# Sites like tagless threads?



## VillainApparel (Feb 27, 2010)

Hey everyone im new to the forum :] 
Anyways my question is are there any websites that are able to do custom tags on your shirt and etc? 
i know about tagless threads but im wondering if there are any different sites that anyone knows of? 

thanks!


----------



## taricp35 (Dec 10, 2008)

Try this company. This is from the vendors list to the left.

Clothing labels, clothing tags, cloth labels, woven labels, woven label manufacturers


----------



## splathead (Dec 4, 2005)

Are you looking for printed tags or woven/printed?


----------



## PNP (May 25, 2007)

splathead said:


> Are you looking for printed tags or woven/printed?


Good question.

Printing your own, right on the inside of the back just under the garment tag could be a great idea!


----------



## VillainApparel (Feb 27, 2010)

Oh i ment like a website that does screenprinting/digital etc and also can do tags, all in one basically.


----------



## splathead (Dec 4, 2005)

VillainApparel said:


> Oh i ment like a website that does screenprinting/digital etc and also can do tags, all in one basically.

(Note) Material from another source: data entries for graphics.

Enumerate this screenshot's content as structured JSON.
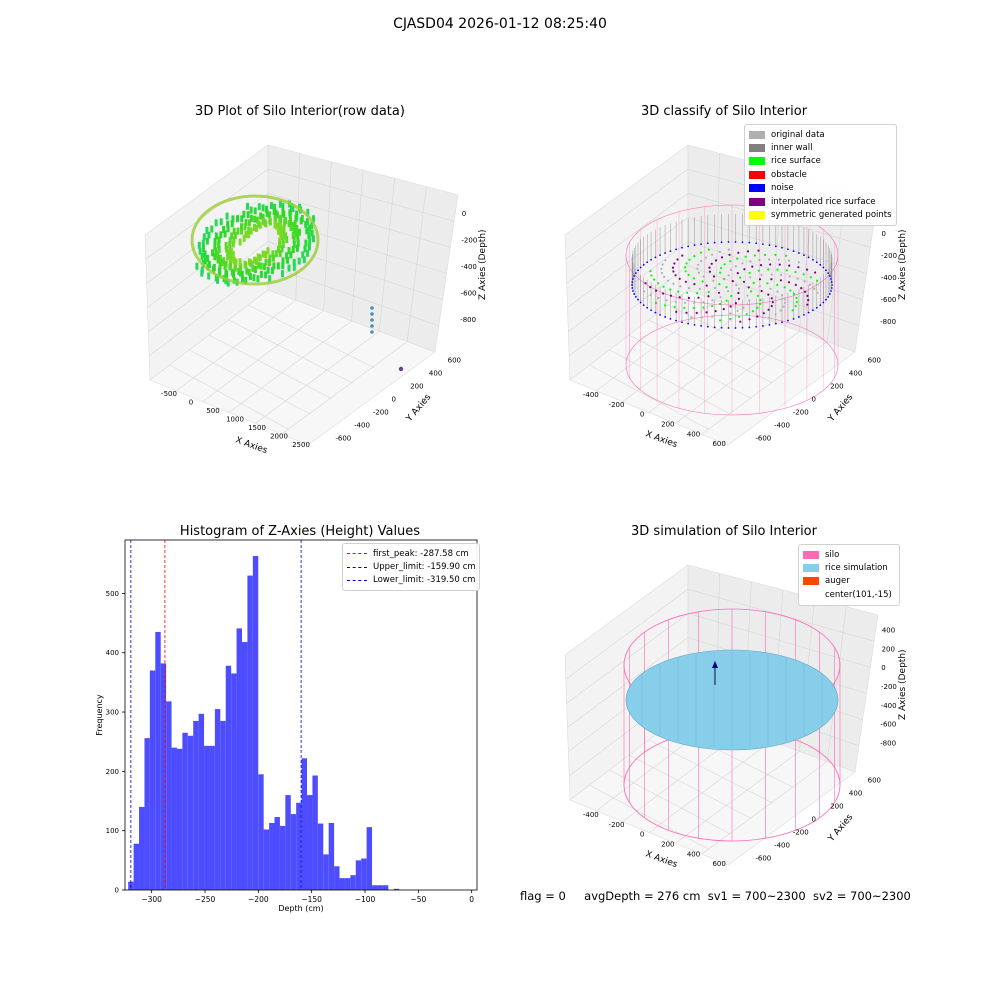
{
  "figure": {
    "suptitle": "CJASD04 2026-01-12 08:25:40",
    "footer": {
      "flag": "flag = 0",
      "avgDepth": "avgDepth = 276 cm",
      "sv1": "sv1 = 700~2300",
      "sv2": "sv2 = 700~2300"
    }
  },
  "colors": {
    "original": "#b0b0b0",
    "inner_wall": "#808080",
    "rice_surface": "#00ff00",
    "obstacle": "#ff0000",
    "noise": "#0000ff",
    "interpolated": "#800080",
    "symmetric": "#ffff00",
    "silo": "#ff69b4",
    "rice_sim": "#87ceeb",
    "auger": "#ff4500",
    "hist_bar": "#4d4dff",
    "first_peak_line": "#ff0000",
    "limit_line": "#0000cc"
  },
  "chart_data": [
    {
      "type": "scatter",
      "projection": "3d",
      "title": "3D Plot of Silo Interior(row data)",
      "xlabel": "X Axies",
      "ylabel": "Y Axies",
      "zlabel": "Z Axies (Depth)",
      "xticks": [
        "-500",
        "0",
        "500",
        "1000",
        "1500",
        "2000",
        "2500"
      ],
      "yticks": [
        "-600",
        "-400",
        "-200",
        "0",
        "200",
        "400",
        "600"
      ],
      "zticks": [
        "-800",
        "-600",
        "-400",
        "-200",
        "0"
      ],
      "grid": true
    },
    {
      "type": "scatter",
      "projection": "3d",
      "title": "3D classify of Silo Interior",
      "xlabel": "X Axies",
      "ylabel": "Y Axies",
      "zlabel": "Z Axies (Depth)",
      "xticks": [
        "-400",
        "-200",
        "0",
        "200",
        "400",
        "600"
      ],
      "yticks": [
        "-600",
        "-400",
        "-200",
        "0",
        "200",
        "400",
        "600"
      ],
      "zticks": [
        "-800",
        "-600",
        "-400",
        "-200",
        "0",
        "200"
      ],
      "legend": [
        "original data",
        "inner wall",
        "rice surface",
        "obstacle",
        "noise",
        "interpolated rice surface",
        "symmetric generated points"
      ],
      "legend_position": "top-right",
      "grid": true
    },
    {
      "type": "bar",
      "title": "Histogram of Z-Axies (Height) Values",
      "xlabel": "Depth (cm)",
      "ylabel": "Frequency",
      "xlim": [
        -325,
        5
      ],
      "ylim": [
        0,
        590
      ],
      "xticks": [
        -300,
        -250,
        -200,
        -150,
        -100,
        -50,
        0
      ],
      "yticks": [
        0,
        100,
        200,
        300,
        400,
        500
      ],
      "bin_start": -322,
      "bin_width": 5.08,
      "values": [
        14,
        78,
        140,
        256,
        370,
        435,
        382,
        318,
        240,
        238,
        265,
        260,
        285,
        297,
        243,
        243,
        305,
        285,
        378,
        365,
        441,
        418,
        530,
        563,
        195,
        102,
        113,
        123,
        108,
        160,
        128,
        147,
        222,
        160,
        193,
        112,
        60,
        113,
        40,
        20,
        20,
        25,
        50,
        53,
        106,
        8,
        8,
        8,
        0,
        2
      ],
      "vlines": [
        {
          "label": "first_peak: -287.58 cm",
          "x": -287.58,
          "color": "#ff0000"
        },
        {
          "label": "Upper_limit: -159.90 cm",
          "x": -159.9,
          "color": "#0000cc"
        },
        {
          "label": "Lower_limit: -319.50 cm",
          "x": -319.5,
          "color": "#0000cc"
        }
      ],
      "legend_position": "top-right"
    },
    {
      "type": "scatter",
      "projection": "3d",
      "title": "3D simulation of Silo Interior",
      "xlabel": "X Axies",
      "ylabel": "Y Axies",
      "zlabel": "Z Axies (Depth)",
      "xticks": [
        "-400",
        "-200",
        "0",
        "200",
        "400",
        "600"
      ],
      "yticks": [
        "-600",
        "-400",
        "-200",
        "0",
        "200",
        "400",
        "600"
      ],
      "zticks": [
        "-800",
        "-600",
        "-400",
        "-200",
        "0",
        "200",
        "400"
      ],
      "legend": [
        "silo",
        "rice simulation",
        "auger",
        "center(101,-15)"
      ],
      "legend_position": "top-right",
      "grid": true
    }
  ]
}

Yes, there are many. You should get a quote from them and also locally to save on shipping costs.


----------



## VillainApparel (Feb 27, 2010)

Do you have a link for the sites?


----------



## landon13 (Apr 1, 2012)

just wanting to keep this thread going bc i am wanting to know the same thing...

basically just trying to price everything out and wondering if there are any places that will sell blanks but also print your tag/logo on the inside.

thanks!


----------



## Rodney (Nov 3, 2004)

landon13 said:


> just wanting to keep this thread going bc i am wanting to know the same thing...
> 
> basically just trying to price everything out and wondering if there are any places that will sell blanks but also print your tag/logo on the inside.
> 
> thanks!


We have a whole directory of companies that print t-shirts here: PrinterListings - custom t-shirt printers reviewed at PrinterListings.com 

Many of them will also relabel your t-shirts when they print for you.

If you're looking for a specific recommendation for a company, please post in our referrals area here: http://www.t-shirtforums.com/referrals-recommendations/


----------